By Dr. Leo Igwe
In recent times, Zamfara state in northern Nigeria has been plagued by incessant attacks and killings. Fulani herdsmen have reportedly carried out vicious attacks against local farmers. These attacks have led to heavy loss of lives and the displacement of persons. Efforts by state and federal governments to contain these security challenges have proved ineffective.
However, some solution may be around the corner. The government of Zamfara has proposed to employ local charmers. Yes, local charmers! The government wants to deploy traditional magicians against bandits and criminals in the state. According to a state official, the government would recruit 1,700 charmers to join a task force in addressing the security challenges in the state.
The Zamfara state commissioner for Local Government and Chieftaincy, Alhaji Bello Dankande, said in Gusau, the state capital: “In each of the 17 emirates, we are going to recruit 100 local charmers in addition to the 500 recruited per emirate earlier”. So the local charmers would for part of the Zamfara state security apparatus along with the vigilante group, and the state security operatives in addressing these challenges.
Unfortunately, the statement by the commissioner fell short of explaining how the recruitment will be done, the connection between charms and insecurity or how the magical materials are going to help enhance security in the state.

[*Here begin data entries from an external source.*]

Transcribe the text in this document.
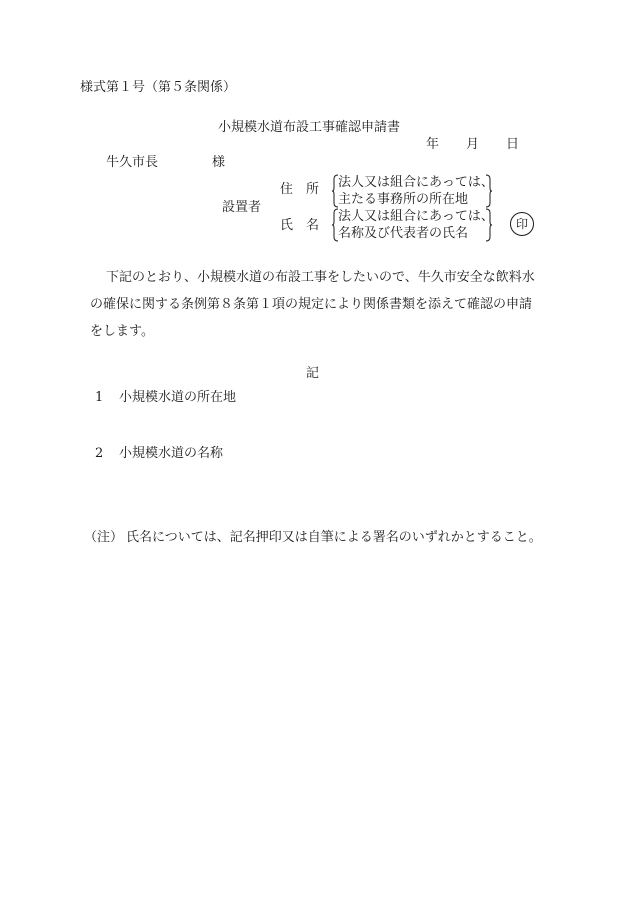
様式第１号（第５条関係）
小規模水道布設工事確認申請書
年 月 日
牛久市長	様
設置者
住　所 法人又は組合にあっては、
主たる事務所の所在地
氏　名
法人又は組合にあっては、
名称及び代表者の氏名
印
下記のとおり、小規模水道の布設工事をしたいので、牛久市安全な飲料水
の確保に関する条例第８条第１項の規定により関係書類を添えて確認の申請
をします。
記
1 小規模水道の所在地
2 小規模水道の名称
（注） 氏名については、記名押印又は自筆による署名のいずれかとすること。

This move by Zamfara is quite interesting because it highlights the ambiguity in the Nigerian Islamic religious practice. Zamfara is a Muslim majority state. In fact, Zamfara was the first state to enforce Islamic law and prides itself as the home of sharia. Thus the impression is that the state has nothing to do with traditional charms. Right? Moreover, the protection by Allah was a key element in the narrative that was used to justify the imposition of sharia law in Zamfara. So what is a sharia implementing state officially doing with charms and charmers? I mean, how is the use of charms in addressing insecurities compatible with the sharia law? What happened to the supposed protection and security that Allah should be providing the Ummah in Zamfara?

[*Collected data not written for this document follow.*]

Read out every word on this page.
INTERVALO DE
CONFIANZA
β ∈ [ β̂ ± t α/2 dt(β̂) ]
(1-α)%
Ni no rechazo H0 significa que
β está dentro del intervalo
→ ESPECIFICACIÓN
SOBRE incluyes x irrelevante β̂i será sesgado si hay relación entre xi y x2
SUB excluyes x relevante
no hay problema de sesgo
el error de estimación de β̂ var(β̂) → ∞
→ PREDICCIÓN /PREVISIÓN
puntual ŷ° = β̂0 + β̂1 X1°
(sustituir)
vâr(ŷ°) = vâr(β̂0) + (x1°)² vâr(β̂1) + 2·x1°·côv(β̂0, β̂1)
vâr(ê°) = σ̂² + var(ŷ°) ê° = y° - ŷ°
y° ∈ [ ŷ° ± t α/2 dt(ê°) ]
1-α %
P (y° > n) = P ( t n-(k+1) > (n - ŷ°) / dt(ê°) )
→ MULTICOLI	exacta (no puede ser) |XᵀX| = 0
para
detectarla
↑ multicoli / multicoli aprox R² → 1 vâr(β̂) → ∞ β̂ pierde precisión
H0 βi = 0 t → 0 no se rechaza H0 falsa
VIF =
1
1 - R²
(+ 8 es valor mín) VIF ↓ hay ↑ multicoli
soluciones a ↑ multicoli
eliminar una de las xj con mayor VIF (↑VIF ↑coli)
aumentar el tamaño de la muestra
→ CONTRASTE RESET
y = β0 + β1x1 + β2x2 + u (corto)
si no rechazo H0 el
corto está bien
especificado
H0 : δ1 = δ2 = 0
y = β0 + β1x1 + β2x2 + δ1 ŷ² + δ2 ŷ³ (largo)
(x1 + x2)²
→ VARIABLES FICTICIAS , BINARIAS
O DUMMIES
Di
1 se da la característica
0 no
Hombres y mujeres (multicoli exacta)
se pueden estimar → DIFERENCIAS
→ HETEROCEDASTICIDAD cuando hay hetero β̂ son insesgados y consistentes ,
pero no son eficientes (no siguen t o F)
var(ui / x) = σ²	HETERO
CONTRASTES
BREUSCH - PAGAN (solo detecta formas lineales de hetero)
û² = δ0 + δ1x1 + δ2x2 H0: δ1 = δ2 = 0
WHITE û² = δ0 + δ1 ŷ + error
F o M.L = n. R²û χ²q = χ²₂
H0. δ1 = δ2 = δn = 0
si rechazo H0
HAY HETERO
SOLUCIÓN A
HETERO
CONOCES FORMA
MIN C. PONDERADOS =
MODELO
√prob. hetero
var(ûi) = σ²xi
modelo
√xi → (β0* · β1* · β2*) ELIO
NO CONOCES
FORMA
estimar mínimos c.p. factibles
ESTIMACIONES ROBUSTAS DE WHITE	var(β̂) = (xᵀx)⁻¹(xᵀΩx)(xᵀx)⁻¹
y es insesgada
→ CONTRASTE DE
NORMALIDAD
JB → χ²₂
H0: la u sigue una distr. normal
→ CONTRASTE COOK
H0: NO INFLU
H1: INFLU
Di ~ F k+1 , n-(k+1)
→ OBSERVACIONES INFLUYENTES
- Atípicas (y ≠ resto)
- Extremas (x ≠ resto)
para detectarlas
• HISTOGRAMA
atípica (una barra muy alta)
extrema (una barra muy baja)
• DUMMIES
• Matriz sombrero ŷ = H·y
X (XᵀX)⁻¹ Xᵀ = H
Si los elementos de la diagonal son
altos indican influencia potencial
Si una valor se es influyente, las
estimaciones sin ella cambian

In addition, the belief in the potency of charms has no basis in reason, science or in reality. It is superstition. There is no evidence that charms are effective in combating insecurities or that charm can enable the arrest of criminals or the killing of bandits. Such propositions are absurd, mistaken and misguided. Zamfara should not waste state funds by procuring charms or by employing local charmers. Rather it should adopt evidence-based measures, enhanced policing and intelligence gathering, in addressing the security challenges in the state.